Real Life Parenting: Dispense with the Bullshit

Let’s get this straight right off. I am a real psychologist with a Ph.D., and I am a mother of two. I say that in case you start to question my background mid-read. This blog flies in the face of many things you’ve heard about parenting.

Let’s cut to the chase. The best and most important thing we can do for our children is love them and convey love for them. This doesn’t mean always trying to control them, push them, perfect them. It means being present in mind and body out of a spirit of love. Listen to what your children say and hear it as important. Consider it. Act out of love for them and not self-interest.

This is simple but very hard, which is why I say dispense with the bullshit — which is anything that gets in the way of this simple message. The bullshit is “not good enough” thinking, guilt, shame, doubt. The bullshit is all the other “rules” and “shoulds” of parenting that distract us from being present and loving.
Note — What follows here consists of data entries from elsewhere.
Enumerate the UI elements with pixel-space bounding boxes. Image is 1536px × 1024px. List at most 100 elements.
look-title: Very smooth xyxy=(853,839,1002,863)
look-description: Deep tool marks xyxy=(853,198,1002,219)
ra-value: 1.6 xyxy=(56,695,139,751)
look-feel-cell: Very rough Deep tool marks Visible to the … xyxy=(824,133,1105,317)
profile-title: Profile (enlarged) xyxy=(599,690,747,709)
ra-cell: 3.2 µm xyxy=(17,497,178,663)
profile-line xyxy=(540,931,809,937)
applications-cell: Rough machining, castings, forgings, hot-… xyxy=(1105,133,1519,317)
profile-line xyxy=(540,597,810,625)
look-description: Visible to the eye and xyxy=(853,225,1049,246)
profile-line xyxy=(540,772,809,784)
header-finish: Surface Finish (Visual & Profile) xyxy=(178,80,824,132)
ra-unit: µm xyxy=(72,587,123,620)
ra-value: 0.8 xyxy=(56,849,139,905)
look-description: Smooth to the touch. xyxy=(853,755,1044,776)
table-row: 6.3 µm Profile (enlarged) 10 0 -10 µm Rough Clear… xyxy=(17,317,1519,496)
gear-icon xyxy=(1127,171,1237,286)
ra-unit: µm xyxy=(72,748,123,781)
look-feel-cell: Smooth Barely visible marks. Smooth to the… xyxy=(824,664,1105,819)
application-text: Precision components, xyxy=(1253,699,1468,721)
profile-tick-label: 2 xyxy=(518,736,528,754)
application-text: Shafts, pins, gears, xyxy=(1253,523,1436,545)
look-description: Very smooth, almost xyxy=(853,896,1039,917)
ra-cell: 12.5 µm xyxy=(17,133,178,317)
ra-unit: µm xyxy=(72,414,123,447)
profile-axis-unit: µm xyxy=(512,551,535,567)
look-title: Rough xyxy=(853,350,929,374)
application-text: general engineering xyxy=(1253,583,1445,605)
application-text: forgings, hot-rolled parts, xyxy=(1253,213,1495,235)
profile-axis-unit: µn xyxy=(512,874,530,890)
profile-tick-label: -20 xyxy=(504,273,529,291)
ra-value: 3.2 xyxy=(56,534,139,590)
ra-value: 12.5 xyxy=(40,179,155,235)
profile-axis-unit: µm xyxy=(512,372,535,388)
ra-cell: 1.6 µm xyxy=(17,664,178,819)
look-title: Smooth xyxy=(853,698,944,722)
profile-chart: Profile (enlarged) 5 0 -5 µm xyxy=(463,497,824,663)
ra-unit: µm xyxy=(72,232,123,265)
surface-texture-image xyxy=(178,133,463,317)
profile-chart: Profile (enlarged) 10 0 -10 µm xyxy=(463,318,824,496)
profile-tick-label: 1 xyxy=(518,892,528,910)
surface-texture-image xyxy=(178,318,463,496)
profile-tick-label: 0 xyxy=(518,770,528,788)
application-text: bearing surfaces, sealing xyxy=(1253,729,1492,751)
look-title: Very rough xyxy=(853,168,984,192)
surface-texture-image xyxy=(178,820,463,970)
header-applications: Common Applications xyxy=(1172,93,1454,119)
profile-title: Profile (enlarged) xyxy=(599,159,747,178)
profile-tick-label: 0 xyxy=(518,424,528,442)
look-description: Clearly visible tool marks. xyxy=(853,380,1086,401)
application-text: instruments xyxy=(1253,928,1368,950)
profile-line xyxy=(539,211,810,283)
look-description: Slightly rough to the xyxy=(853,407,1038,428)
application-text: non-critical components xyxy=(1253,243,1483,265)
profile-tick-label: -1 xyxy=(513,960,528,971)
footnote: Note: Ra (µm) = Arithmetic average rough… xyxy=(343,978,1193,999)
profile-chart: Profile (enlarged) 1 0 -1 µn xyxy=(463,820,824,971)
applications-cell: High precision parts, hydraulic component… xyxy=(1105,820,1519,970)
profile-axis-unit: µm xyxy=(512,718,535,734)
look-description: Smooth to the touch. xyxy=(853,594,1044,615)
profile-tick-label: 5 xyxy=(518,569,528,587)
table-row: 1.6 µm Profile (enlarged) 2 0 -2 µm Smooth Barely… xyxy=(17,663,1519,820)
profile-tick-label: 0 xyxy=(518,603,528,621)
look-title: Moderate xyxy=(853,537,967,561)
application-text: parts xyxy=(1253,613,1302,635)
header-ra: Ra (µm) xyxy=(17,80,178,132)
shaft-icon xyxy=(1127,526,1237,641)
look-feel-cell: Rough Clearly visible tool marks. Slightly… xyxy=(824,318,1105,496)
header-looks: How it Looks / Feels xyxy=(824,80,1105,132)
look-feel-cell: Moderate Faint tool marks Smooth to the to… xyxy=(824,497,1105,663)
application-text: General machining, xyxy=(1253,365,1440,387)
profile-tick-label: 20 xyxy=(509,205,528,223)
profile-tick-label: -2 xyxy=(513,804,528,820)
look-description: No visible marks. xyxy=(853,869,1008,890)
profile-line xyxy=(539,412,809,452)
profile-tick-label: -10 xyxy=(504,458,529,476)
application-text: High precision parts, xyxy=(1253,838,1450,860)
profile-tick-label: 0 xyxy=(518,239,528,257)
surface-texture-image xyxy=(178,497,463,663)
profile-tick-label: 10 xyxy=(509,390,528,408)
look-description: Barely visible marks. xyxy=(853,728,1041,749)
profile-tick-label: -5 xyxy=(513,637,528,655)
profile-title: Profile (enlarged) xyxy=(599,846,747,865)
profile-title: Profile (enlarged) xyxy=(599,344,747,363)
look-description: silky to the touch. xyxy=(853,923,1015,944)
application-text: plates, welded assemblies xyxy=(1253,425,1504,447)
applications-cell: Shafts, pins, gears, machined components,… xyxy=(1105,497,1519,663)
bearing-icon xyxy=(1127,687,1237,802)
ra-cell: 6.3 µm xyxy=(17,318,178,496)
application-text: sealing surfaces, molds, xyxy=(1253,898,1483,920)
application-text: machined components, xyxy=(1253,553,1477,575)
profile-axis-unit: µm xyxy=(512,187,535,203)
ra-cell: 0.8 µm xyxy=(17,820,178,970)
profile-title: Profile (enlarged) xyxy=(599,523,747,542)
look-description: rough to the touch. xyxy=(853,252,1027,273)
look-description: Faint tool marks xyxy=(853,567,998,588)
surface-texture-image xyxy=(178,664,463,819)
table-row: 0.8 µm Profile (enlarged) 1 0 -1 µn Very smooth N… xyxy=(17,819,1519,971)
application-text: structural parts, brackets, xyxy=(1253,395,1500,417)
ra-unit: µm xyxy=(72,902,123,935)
Parenting isn’t robotic, and it isn’t manualized.

Know, without a doubt, that you will fuck up. You will! And that is okay because your intention will have been born out of love. The consequences aren’t always the catastrophes we create in our minds.
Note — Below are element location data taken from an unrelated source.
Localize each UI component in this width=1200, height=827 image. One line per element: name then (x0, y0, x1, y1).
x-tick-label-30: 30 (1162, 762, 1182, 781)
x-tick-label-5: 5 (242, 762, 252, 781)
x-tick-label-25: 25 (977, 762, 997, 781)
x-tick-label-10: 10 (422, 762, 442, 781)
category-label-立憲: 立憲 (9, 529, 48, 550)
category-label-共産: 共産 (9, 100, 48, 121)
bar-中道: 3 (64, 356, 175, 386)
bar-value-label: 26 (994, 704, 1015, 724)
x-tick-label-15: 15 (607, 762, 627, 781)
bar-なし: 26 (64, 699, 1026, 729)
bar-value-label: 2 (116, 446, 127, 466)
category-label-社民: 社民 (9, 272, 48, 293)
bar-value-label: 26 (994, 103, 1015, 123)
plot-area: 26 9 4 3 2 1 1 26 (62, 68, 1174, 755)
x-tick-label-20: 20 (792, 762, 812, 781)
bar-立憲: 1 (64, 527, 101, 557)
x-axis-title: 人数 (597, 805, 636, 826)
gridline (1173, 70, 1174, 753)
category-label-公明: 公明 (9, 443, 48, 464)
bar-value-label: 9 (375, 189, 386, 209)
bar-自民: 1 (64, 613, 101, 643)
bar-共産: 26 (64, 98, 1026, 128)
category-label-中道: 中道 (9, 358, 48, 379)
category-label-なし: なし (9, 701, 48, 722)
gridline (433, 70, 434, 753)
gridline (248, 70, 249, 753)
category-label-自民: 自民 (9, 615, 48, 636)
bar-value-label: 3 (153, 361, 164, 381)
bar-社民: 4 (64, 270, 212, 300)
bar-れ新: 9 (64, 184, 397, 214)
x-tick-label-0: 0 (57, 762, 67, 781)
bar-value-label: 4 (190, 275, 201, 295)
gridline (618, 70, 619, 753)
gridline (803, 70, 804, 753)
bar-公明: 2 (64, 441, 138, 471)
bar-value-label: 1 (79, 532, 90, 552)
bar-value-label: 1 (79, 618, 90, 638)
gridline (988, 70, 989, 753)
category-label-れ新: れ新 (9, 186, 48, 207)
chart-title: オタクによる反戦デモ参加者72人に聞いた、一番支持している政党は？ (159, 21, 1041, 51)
I am famous for saying that you have to screw up in some very big ways over a long period of time to do lasting damage. I mean that. Too much worrying and overthinking is a complete waste of time as long as we love.
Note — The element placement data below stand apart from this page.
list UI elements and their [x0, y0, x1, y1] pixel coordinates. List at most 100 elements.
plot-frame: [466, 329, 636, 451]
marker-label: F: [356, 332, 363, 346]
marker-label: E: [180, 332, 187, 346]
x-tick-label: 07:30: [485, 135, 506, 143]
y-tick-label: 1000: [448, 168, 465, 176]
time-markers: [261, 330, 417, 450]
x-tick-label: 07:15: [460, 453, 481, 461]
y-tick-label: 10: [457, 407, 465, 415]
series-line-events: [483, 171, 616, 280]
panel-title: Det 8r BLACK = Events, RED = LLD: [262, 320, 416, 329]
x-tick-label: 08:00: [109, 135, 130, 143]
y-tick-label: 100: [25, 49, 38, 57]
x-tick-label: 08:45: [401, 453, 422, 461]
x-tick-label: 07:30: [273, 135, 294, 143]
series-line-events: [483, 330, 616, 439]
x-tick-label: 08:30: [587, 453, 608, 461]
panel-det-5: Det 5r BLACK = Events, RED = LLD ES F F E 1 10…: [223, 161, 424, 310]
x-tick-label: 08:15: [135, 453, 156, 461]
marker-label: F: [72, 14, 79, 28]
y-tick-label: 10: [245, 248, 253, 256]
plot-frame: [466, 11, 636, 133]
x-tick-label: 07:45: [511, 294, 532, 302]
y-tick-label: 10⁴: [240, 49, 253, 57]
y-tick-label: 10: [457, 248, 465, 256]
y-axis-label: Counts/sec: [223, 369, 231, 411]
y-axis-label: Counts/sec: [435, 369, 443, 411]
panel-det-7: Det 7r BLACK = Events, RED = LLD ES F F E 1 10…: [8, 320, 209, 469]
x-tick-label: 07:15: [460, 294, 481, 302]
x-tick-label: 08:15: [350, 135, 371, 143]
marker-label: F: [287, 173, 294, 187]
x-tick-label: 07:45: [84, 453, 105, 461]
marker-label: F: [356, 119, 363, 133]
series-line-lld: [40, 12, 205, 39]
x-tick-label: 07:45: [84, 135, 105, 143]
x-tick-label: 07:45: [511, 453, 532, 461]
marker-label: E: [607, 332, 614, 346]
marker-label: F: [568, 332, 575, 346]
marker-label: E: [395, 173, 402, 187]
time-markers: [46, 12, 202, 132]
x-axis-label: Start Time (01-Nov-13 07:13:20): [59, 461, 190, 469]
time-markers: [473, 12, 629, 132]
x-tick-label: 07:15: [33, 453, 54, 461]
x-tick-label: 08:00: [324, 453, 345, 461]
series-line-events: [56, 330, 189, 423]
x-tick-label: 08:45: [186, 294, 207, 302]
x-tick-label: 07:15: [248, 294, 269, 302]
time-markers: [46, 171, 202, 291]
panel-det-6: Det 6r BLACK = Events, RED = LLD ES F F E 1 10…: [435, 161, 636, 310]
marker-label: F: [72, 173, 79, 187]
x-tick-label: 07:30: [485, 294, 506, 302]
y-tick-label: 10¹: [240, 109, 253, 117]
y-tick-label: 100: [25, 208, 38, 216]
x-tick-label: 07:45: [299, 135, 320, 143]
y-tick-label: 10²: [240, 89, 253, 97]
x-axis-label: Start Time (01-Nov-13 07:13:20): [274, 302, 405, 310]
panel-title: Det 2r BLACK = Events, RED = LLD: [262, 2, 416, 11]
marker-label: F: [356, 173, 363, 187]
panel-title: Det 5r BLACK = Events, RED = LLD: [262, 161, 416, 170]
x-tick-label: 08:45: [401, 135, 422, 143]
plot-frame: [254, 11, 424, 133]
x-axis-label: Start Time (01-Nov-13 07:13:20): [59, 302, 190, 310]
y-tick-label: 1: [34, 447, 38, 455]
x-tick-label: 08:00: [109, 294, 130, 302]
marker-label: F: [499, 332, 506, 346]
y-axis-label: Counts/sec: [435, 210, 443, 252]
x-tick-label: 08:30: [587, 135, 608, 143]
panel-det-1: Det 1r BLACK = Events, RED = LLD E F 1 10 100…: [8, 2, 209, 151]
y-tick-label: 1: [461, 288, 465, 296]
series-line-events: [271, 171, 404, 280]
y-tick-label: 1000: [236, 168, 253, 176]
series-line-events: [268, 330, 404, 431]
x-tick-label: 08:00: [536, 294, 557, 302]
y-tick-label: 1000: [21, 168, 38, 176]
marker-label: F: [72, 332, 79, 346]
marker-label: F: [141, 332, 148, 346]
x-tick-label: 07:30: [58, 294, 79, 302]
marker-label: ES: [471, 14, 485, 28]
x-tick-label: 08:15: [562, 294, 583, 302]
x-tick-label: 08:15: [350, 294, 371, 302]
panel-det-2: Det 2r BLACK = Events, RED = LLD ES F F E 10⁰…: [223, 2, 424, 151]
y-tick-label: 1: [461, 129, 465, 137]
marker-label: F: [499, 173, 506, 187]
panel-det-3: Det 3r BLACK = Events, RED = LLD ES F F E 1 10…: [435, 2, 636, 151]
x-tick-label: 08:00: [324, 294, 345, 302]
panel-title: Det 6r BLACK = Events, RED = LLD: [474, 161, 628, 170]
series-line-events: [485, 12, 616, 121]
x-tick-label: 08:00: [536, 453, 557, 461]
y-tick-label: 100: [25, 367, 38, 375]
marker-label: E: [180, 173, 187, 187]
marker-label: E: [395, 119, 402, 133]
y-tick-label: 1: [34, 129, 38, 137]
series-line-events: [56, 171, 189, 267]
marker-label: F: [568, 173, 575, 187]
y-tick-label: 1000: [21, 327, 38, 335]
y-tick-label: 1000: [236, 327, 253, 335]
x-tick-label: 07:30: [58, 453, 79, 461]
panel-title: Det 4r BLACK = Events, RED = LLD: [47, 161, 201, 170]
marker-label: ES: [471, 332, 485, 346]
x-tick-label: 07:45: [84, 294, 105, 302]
Too much love can be control. Wise love is that which allows us to let go and allow our children to learn freedom and independence. Wise love tells us that our children will forgive us when we make mistakes, and we will forgive them.

I am incredibly grateful to be able to say that if I could go back to any time in my life, it would be my middle school years. Who can say that?! I ran my neighborhood like the ringleader of an orphan gang. I played in dirty creeks, had legs full of biking injuries, ate all the sugar I could get, and wore no shoes. I can remember my mom yelling, and I was seemingly deaf. I don’t know if it is accurate, but I have a memory of her chasing me in the yard with a stick. I was laughing and running like it was a game of tag because I knew she’d never catch me, and if she did, she wouldn’t know what to do. My parents loved me, and I knew it. (To be clear: I was not abused, and I am not condoning abuse or violence. That is not what I am describing here.)

The “experts” tell us that my mom did it all wrong. In fact, my mom would tell you that she was a terrible mother and has a ton of guilt to this day. I think I turned out okay, although some might argue. I just want to say that if you met the “experts,” you might have second thoughts about their advice. But, what greater gift could my parents give me than beautiful memories of childhood? I am talking REAL memories — not picture book memories where everyone is smiling and beautiful. I mean real life memories with dirt, tears, and mistakes.

When my boys were 18 months, my babysitter said I should potty train them because that was what she did. So, I got some books, and we set off. Complete waste of time and complete mindfuck. They achieved potty training at just shy of 3.5 years. I threw the books in the trash and said, “That’s bullshit. I’m not doing that.” I stopped buying books. I was present, and I learned that my kids and I are the experts in our own lives. I still screw up, but it has been wonderful.

I still have to fight the guilt and second guessing, but I know that being a good parent it isn’t the running from event to event. It isn’t buying the latest gadgets, technology, clothes, and other “stuff.” It isn’t getting into the best schools and getting the best grades. It isn’t about being the role model of calm and providing an “everything you do is wonderful” attitude. It isn’t about pleasing them. It isn’t about being perfect and giving every opportunity. It absolutely isn’t about solving every problem for them.

It is about putting down phones and computers. It is about being real and role modeling real — mistakes and all. It is about giving really honest feedback that sometimes hurts. It about time and energy and genuine love and acceptance — both for them and ourselves.

Give yourself a break. Dispense with the bullshit. You are the expert in your own life. It is all just the way it is supposed to be. Happy Mother’s Day!